Wednesday, February 13, 2008, 03:45 PM
Posted by Administrator
In Terry Pratchett’s Lords and Ladies the wizard Ponder Stibbons has been exploring the magnetic effects of a mysterious stone circle:

“Rocks! Why am I messing around with lumps of stone? When did they ever tell anyone anything?’ said Ponder. ‘You know, sir, sometimes I think there’s a great ocean of truth out there and I’m just sitting on the beach playing with … with stones.”

Ponder, who is by temperament more of a scientist than a wizard, is inadvertently quoting Isaac Newton.

"I do not know what I may appear to the world; but to myself I seem to have been only like a boy playing on the sea-shore, and diverting myself in now and then finding a smoother pebble or a prettier shell than ordinary, whilst the great ocean of truth lay all undiscovered before me."

But perhaps there is a still more interesting allusive dynamic at work here. This novel centres around the performance of a play which is clearly the Discworld equivalent of A Midsummer Night’s Dream and Ponder’s (overt) allusion to Newton might in fact be a (more buried and covert) allusion to a very famous speech from Shakespeare’s play, itself yet another allusion.

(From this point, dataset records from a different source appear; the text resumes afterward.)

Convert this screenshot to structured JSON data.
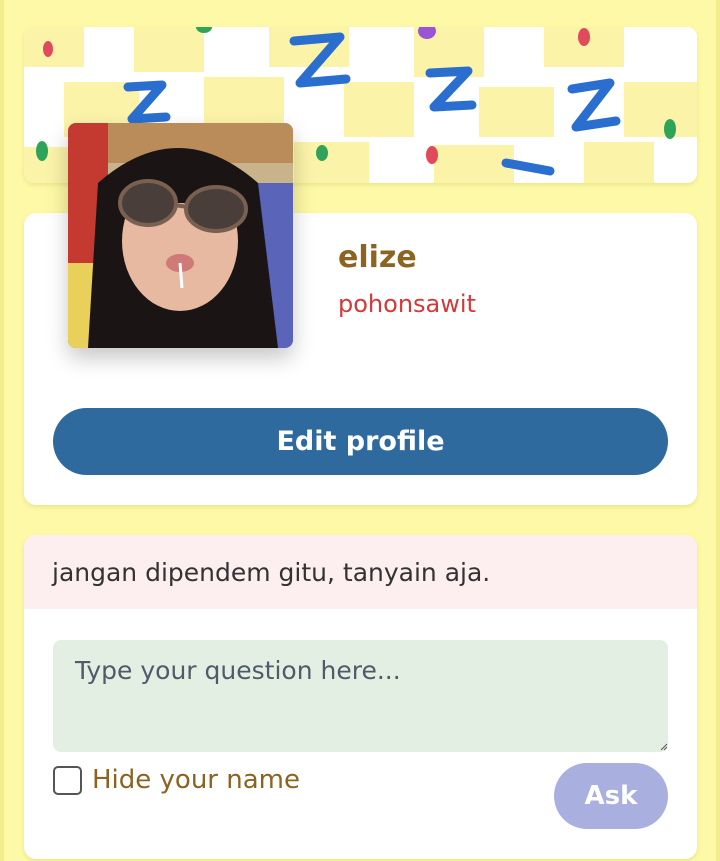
{
  "profile": {
    "display_name": "elize",
    "username": "pohonsawit",
    "edit_label": "Edit profile"
  },
  "ask": {
    "prompt": "jangan dipendem gitu, tanyain aja.",
    "placeholder": "Type your question here...",
    "hide_label": "Hide your name",
    "hide_checked": false,
    "ask_label": "Ask"
  },
  "colors": {
    "page_bg": "#fdf9a6",
    "edit_button": "#2f6a9f",
    "ask_button": "#a9b0e0",
    "name": "#8a6420",
    "username": "#d23a3a",
    "header_bg": "#fdeff0",
    "input_bg": "#e3efe3"
  },
  "icons": {
    "banner": "sleepy-zzz-pattern",
    "checkbox": "checkbox-unchecked-icon"
  }
}
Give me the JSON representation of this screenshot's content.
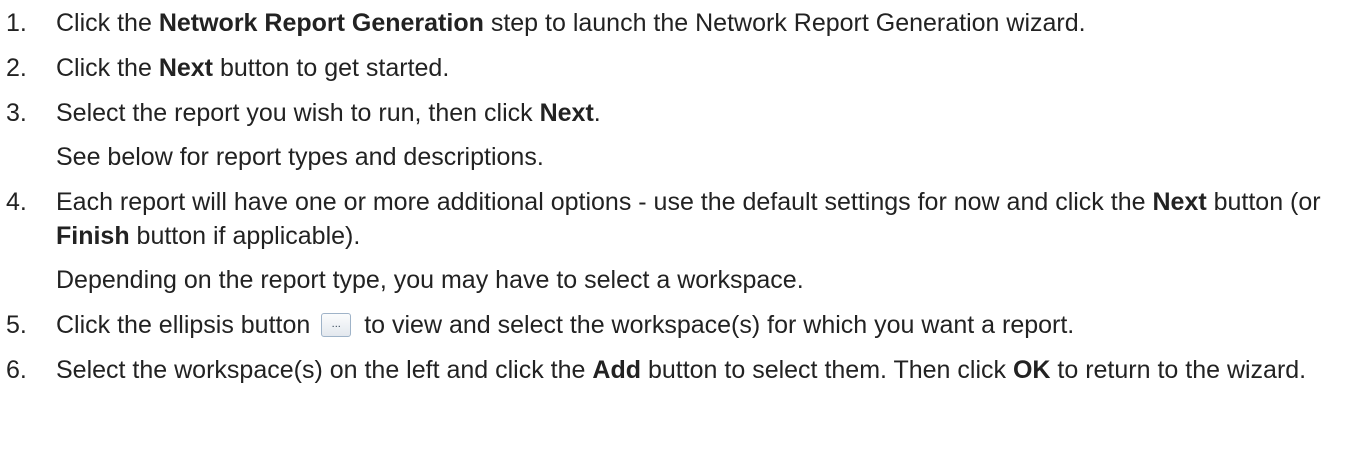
{
  "steps": [
    {
      "num": "1.",
      "t1": "Click the ",
      "b1": "Network Report Generation",
      "t2": " step to launch the Network Report Generation wizard."
    },
    {
      "num": "2.",
      "t1": "Click the ",
      "b1": "Next",
      "t2": " button to get started."
    },
    {
      "num": "3.",
      "t1": "Select the report you wish to run, then click ",
      "b1": "Next",
      "t2": ".",
      "sub": "See below for report types and descriptions."
    },
    {
      "num": "4.",
      "t1": "Each report will have one or more additional options - use the default settings for now and click the ",
      "b1": "Next",
      "t2": " button (or ",
      "b2": "Finish",
      "t3": " button if applicable).",
      "sub": "Depending on the report type, you may have to select a workspace."
    },
    {
      "num": "5.",
      "t1": "Click the ellipsis button",
      "icon": "ellipsis-button-icon",
      "icon_text": "...",
      "t2": " to view and select the workspace(s) for which you want a report."
    },
    {
      "num": "6.",
      "t1": "Select the workspace(s) on the left and click the ",
      "b1": "Add",
      "t2": " button to select them. Then click ",
      "b2": "OK",
      "t3": " to return to the wizard."
    }
  ]
}
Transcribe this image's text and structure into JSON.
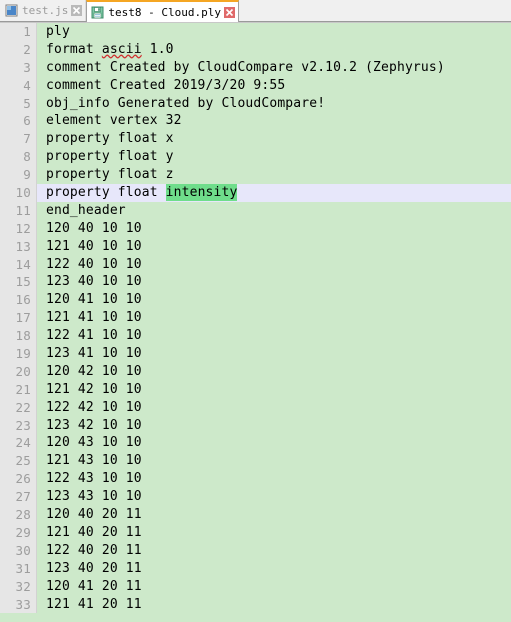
{
  "window": {
    "title": "test8 - Cloud.ply"
  },
  "colors": {
    "editor_background": "#cde9ca",
    "gutter_background": "#e6e6e6",
    "gutter_text": "#9d9d9d",
    "current_line_background": "#e7e7fa",
    "selection_background": "#6fdd8b",
    "active_tab_accent": "#f5a623",
    "tabbar_background": "#f0f0f0",
    "inactive_tab_text": "#9b9b9b",
    "text": "#000000",
    "spellcheck_underline": "#d03030"
  },
  "tabs": [
    {
      "label": "test.js",
      "icon": "js-file-icon",
      "close_icon": "close-icon",
      "active": false
    },
    {
      "label": "test8 - Cloud.ply",
      "icon": "save-floppy-icon",
      "close_icon": "close-icon",
      "active": true
    }
  ],
  "editor": {
    "current_line_number": 10,
    "selection_text": "intensity",
    "first_visible_line": 1,
    "lines": [
      {
        "n": 1,
        "text": "ply"
      },
      {
        "n": 2,
        "text": "format ascii 1.0",
        "misspelled": "ascii"
      },
      {
        "n": 3,
        "text": "comment Created by CloudCompare v2.10.2 (Zephyrus)"
      },
      {
        "n": 4,
        "text": "comment Created 2019/3/20 9:55"
      },
      {
        "n": 5,
        "text": "obj_info Generated by CloudCompare!"
      },
      {
        "n": 6,
        "text": "element vertex 32"
      },
      {
        "n": 7,
        "text": "property float x"
      },
      {
        "n": 8,
        "text": "property float y"
      },
      {
        "n": 9,
        "text": "property float z"
      },
      {
        "n": 10,
        "text": "property float intensity",
        "prefix": "property float ",
        "selected": "intensity",
        "current": true
      },
      {
        "n": 11,
        "text": "end_header"
      },
      {
        "n": 12,
        "text": "120 40 10 10"
      },
      {
        "n": 13,
        "text": "121 40 10 10"
      },
      {
        "n": 14,
        "text": "122 40 10 10"
      },
      {
        "n": 15,
        "text": "123 40 10 10"
      },
      {
        "n": 16,
        "text": "120 41 10 10"
      },
      {
        "n": 17,
        "text": "121 41 10 10"
      },
      {
        "n": 18,
        "text": "122 41 10 10"
      },
      {
        "n": 19,
        "text": "123 41 10 10"
      },
      {
        "n": 20,
        "text": "120 42 10 10"
      },
      {
        "n": 21,
        "text": "121 42 10 10"
      },
      {
        "n": 22,
        "text": "122 42 10 10"
      },
      {
        "n": 23,
        "text": "123 42 10 10"
      },
      {
        "n": 24,
        "text": "120 43 10 10"
      },
      {
        "n": 25,
        "text": "121 43 10 10"
      },
      {
        "n": 26,
        "text": "122 43 10 10"
      },
      {
        "n": 27,
        "text": "123 43 10 10"
      },
      {
        "n": 28,
        "text": "120 40 20 11"
      },
      {
        "n": 29,
        "text": "121 40 20 11"
      },
      {
        "n": 30,
        "text": "122 40 20 11"
      },
      {
        "n": 31,
        "text": "123 40 20 11"
      },
      {
        "n": 32,
        "text": "120 41 20 11"
      },
      {
        "n": 33,
        "text": "121 41 20 11"
      }
    ]
  }
}
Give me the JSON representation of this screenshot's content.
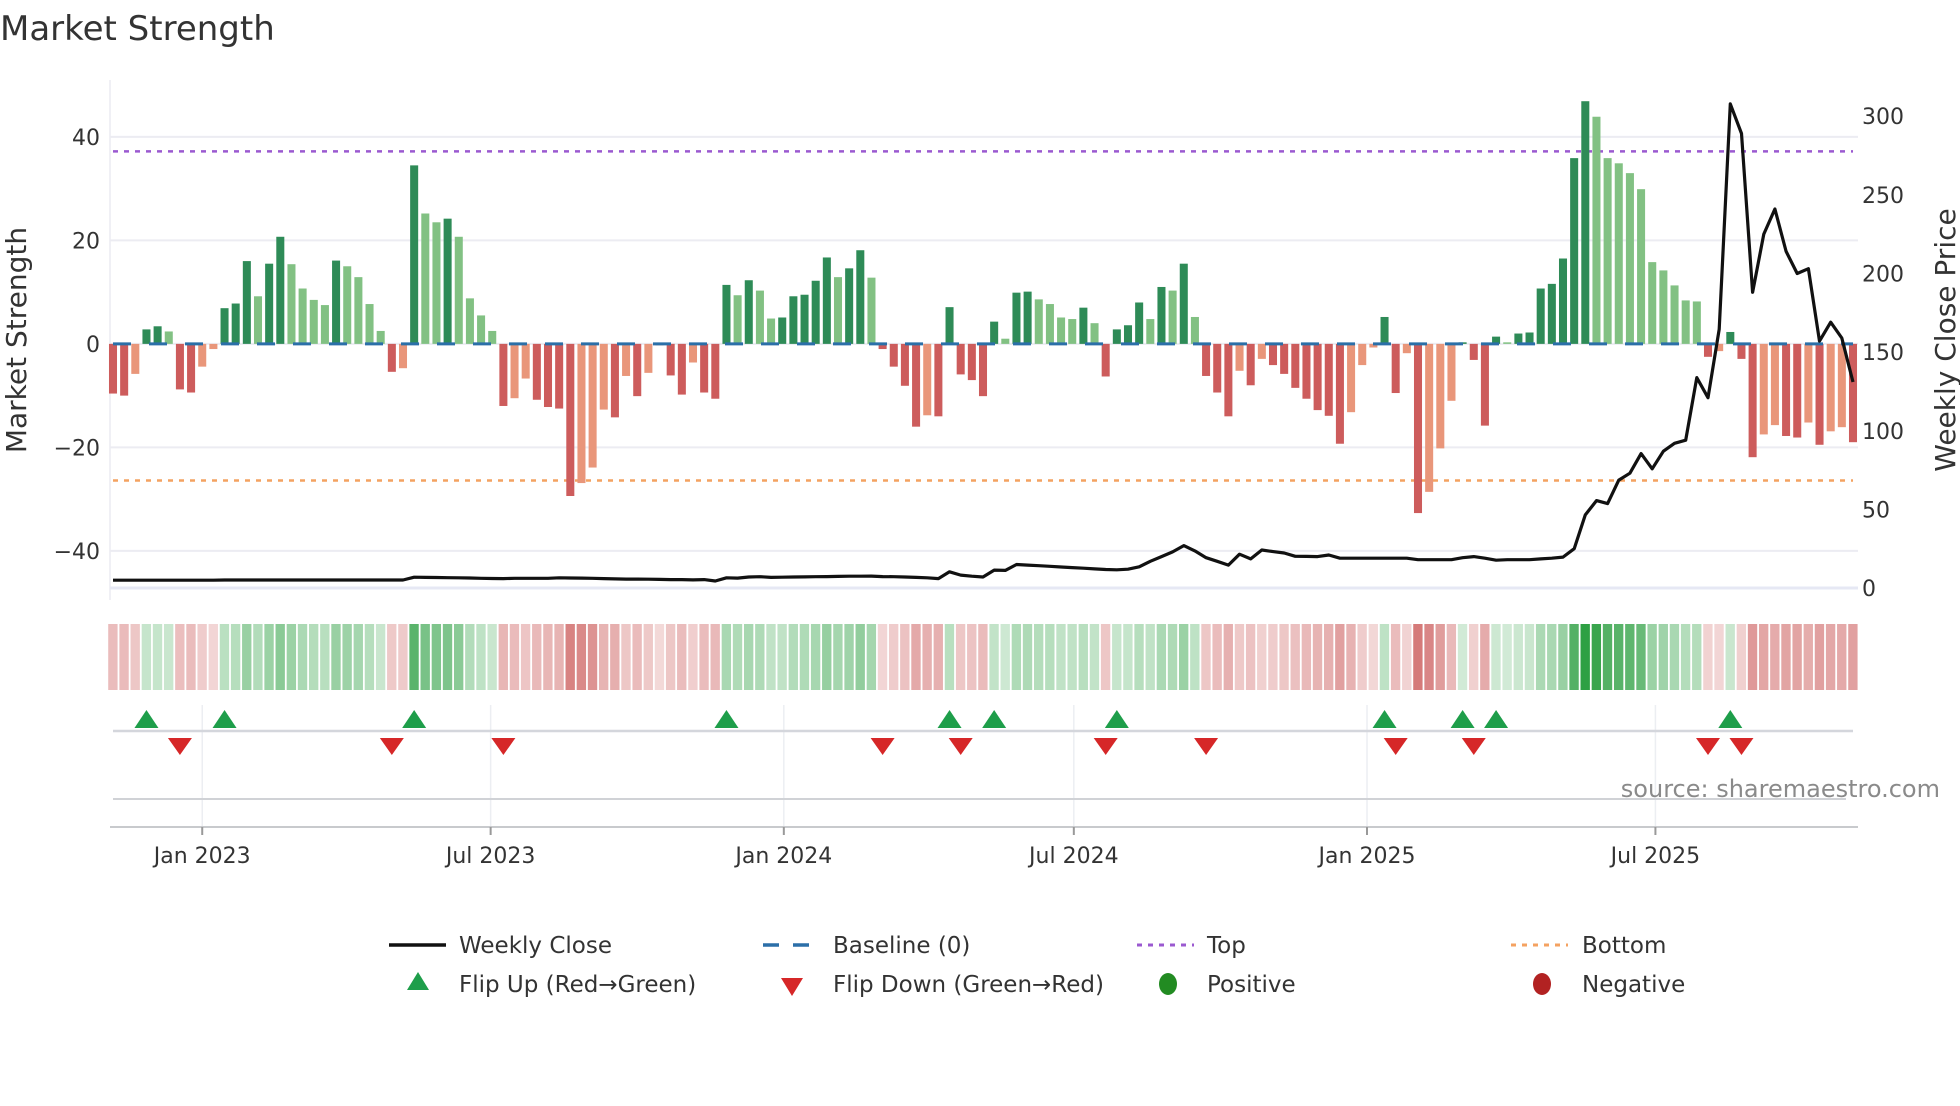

What are the characteristics of Ponder’s words? They express a yearning for something beyond his own world couched in words which are (ironically and reflexively) a kind of message from beyond his own world – from our own – although admittedly they have been somewhat garbled in their journey to Discworld.

A similar expression of yearning and wonder in A Midsummer Night’s Dream is also expressed in words which are, like Ponder’s, an allusion to a text the character shouldn’t be able to access, not because it exists in a parallel universe but because it hasn’t yet been written.

“The eye of man hath not heard, the ear of man hath not seen, man's hand is not able to taste, his tongue to conceive, nor his heart to report, what my dream was”. (4.1.209-12)

These are Bottom’s words as he tries to articulate the wonder of his ‘dream’ encounter with Titania. They are also a confused version of Paul’s Letter to Corinthians in which he describes the power of the Holy Spirit.

The speech’s effectiveness as an allusion is not limited to the fact that both Paul and Bottom, in very different ways, are describing something beyond normal human experience. It is not simply the content of the allusion but the fact and nature of that allusion which is significant. Bottom shouldn’t be quoting from the New Testament as A Midsummer Night’s Dream is set long before the birth of Christ. Like Ponder’s quote from Newton, the Bible’s presence in ancient Athens is almost uncanny.

Both allusions, Ponder’s to Newton and Bottom’s to Paul, express an appropriately reflexive longing for hidden knowledge, other worlds. Both Bottom and Ponder are approaching the barrier which separates them from us.